One idea has however lingered in the mind even of the genuine man of science as a result of all this romantic theorizing—namely that man has access to the infinite only through nature.
—Irving Babbitt, Rousseau and Romanticism
Wordsworth's paradoxes about children have a similar origin. A child who at the age of six is a "mighty prophet, seer blest" is a highly improbable not to say impossible child. The "Nature" again of "Heart-Leap Well" which both feels and inspires pity is more remote from normal experience than the Nature "red in tooth and claw" of Tennyson.
—Irving Babbitt, Rousseau and Romanticism
Most men according to Rousseau are perverted by society, but there are a few in whom the voice of "nature" is still strong and who, to be good and at the same time beautiful, have only to let themselves go. These, to use a term that came to have in the eighteenth century an almost technical meaning, are the "beautiful souls." Those whose souls are beautiful are a small transfigured band in the midst of a philistine multitude. They are not to be judged by the same rules as those of less exquisite sensibility.
—Irving Babbitt, Rousseau and Romanticism
Poe was fond of quoting a saying of Bacon's that "there is no excellent beauty that hath not some strangeness in the proportion." This saying became known in France through Baudelaire's rendering of Poe and was often ascribed to Poe himself. It was taken to mean that the stranger one became the nearer one was getting to perfect beauty. And if we grant this view of beauty we must admit that some of the decadents succeeded in becoming very beautiful indeed. But the more the element of proportion in beauty is sacrificed to strangeness the more the result will seem to the normal man to be, not beauty at all, but rather an esoteric cult of ugliness. The romantic genius therefore denounces the normal man as a philistine and at the same time, since he cannot please him, seeks at least to shock him and so capture his attention by the very violence of eccentricity.
—Irving Babbitt, Rousseau and Romanticism
The nobility of Schiller's intentions is beyond question. At the same time, by encouraging the notion that it is possible to escape from neo-classical didacticism only by eliminating masculine purpose from art, he opens the way for the worst perversions of the aesthete, above all for the divorce of art from ethical reality. In art, according to Schiller, both imagination and feeling should be free and spontaneous, and the result of all this freedom, as he sees it, will be perfectly "ideal." His suspicion of a purpose is invincible. As soon as anything has a purpose it ceases to be aesthetic and in the same measure suffers a loss of dignity. Thus the aesthetic moment of the lion, he says, is when he roars not with any definite design, but out of sheer lustiness, and for the pure pleasure of roaring.

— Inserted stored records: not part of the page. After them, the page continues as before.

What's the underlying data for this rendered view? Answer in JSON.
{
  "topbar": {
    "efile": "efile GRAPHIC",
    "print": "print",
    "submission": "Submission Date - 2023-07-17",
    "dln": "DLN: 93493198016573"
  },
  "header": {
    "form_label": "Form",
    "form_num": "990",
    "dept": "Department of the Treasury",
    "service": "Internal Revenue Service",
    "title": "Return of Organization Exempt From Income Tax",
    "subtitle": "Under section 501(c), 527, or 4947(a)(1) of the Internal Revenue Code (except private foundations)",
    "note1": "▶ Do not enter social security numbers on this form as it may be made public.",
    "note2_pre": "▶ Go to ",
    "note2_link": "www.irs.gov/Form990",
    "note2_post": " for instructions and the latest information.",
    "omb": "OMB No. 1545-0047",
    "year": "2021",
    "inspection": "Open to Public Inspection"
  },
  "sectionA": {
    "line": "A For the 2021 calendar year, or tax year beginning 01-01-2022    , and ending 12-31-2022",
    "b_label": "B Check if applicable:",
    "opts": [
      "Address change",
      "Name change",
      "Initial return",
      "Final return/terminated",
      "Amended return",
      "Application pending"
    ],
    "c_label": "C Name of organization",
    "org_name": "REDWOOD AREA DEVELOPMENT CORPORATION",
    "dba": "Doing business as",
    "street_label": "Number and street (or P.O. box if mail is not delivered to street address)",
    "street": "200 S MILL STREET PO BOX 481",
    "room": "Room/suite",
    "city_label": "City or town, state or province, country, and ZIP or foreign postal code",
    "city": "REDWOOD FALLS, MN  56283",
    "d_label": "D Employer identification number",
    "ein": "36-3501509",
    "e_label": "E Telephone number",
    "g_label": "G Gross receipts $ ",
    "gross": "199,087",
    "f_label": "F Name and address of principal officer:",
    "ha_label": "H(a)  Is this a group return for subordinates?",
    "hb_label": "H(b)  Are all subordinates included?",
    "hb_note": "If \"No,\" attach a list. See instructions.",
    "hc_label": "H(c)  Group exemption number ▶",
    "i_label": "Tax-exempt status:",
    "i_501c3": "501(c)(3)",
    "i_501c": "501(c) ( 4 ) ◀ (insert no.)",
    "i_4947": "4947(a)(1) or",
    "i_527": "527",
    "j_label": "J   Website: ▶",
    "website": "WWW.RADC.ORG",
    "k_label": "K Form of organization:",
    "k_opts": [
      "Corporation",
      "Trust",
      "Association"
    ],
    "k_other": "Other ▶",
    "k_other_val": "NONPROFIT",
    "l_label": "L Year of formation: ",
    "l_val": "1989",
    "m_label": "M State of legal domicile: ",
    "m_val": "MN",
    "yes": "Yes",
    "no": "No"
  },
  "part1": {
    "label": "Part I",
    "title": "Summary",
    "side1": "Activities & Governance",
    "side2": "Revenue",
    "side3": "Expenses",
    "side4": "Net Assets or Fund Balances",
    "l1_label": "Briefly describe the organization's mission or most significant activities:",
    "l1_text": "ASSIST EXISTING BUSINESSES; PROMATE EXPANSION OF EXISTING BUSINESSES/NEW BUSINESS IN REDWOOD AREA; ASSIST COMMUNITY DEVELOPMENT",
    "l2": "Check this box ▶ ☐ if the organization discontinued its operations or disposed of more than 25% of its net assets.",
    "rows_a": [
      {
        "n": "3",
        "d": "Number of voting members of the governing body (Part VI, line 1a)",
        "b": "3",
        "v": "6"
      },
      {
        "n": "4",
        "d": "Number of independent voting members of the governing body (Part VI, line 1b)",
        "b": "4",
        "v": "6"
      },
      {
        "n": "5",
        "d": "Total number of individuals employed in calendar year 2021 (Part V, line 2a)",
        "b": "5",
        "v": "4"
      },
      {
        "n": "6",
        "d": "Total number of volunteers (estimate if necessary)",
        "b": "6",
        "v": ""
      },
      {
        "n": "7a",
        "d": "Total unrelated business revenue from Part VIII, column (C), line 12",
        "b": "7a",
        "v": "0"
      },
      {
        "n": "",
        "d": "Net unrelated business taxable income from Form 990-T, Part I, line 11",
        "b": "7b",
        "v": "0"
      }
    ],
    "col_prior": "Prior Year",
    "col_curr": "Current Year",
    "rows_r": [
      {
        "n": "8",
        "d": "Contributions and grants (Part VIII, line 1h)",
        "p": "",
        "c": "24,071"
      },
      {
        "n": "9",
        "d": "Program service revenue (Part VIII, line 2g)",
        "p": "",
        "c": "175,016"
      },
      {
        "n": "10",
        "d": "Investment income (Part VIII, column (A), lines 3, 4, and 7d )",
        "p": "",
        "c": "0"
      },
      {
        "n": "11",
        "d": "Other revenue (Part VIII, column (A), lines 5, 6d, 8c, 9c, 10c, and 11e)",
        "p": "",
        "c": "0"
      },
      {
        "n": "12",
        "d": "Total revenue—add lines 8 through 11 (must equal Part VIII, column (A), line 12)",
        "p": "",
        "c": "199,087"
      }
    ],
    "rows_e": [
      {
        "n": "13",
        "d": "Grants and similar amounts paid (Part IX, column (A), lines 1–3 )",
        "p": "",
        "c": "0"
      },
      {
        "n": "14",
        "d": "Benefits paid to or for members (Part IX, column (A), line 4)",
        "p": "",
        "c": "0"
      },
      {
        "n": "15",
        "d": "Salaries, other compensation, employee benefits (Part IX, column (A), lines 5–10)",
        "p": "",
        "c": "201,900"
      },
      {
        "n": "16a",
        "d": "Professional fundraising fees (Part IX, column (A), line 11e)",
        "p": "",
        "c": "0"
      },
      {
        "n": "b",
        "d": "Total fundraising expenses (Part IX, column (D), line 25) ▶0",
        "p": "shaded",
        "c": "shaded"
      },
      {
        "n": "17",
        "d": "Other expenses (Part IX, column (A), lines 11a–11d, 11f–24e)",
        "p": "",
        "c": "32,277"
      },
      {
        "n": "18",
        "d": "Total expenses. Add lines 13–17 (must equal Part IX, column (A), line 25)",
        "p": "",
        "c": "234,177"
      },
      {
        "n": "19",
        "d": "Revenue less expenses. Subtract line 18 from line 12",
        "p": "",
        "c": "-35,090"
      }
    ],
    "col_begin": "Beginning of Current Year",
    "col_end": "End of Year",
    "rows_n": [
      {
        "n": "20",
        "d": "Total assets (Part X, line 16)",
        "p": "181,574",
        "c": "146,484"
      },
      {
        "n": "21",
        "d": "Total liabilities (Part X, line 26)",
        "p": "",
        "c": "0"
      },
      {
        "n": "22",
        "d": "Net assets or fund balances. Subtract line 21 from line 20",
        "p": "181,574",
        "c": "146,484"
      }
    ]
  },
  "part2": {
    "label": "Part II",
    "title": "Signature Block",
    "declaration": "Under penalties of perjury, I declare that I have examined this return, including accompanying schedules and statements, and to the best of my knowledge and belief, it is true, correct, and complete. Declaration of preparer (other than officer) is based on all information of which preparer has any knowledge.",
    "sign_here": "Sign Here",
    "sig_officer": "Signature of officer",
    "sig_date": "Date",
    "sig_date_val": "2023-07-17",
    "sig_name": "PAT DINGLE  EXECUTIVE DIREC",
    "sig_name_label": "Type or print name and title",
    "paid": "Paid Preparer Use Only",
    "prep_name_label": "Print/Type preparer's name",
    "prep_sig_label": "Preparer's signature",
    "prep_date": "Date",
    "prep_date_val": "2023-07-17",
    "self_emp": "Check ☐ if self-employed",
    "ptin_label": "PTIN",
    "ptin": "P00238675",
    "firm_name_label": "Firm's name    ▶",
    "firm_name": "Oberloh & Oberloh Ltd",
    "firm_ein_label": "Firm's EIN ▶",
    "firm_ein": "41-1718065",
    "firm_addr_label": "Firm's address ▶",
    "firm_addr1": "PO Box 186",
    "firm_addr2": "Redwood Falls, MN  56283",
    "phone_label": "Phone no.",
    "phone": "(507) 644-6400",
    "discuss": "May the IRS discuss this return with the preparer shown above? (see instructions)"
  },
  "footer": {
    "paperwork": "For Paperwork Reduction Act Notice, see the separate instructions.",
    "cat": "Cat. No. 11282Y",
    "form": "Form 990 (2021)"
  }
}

—Irving Babbitt, Rousseau and Romanticism
The first thing that strikes one about the classicism of this period is that it does not rest on immediate perception like that of the Greeks but on outer authority. The merely dogmatic and traditional classicist gave a somewhat un-Greek meaning to the doctrines of nature and imitation. Why imitate nature directly, sad Scaliger, when we have in Virgil a second nature? Imitation thus came to mean the imitation of certain outer models and the following of rules based on these models.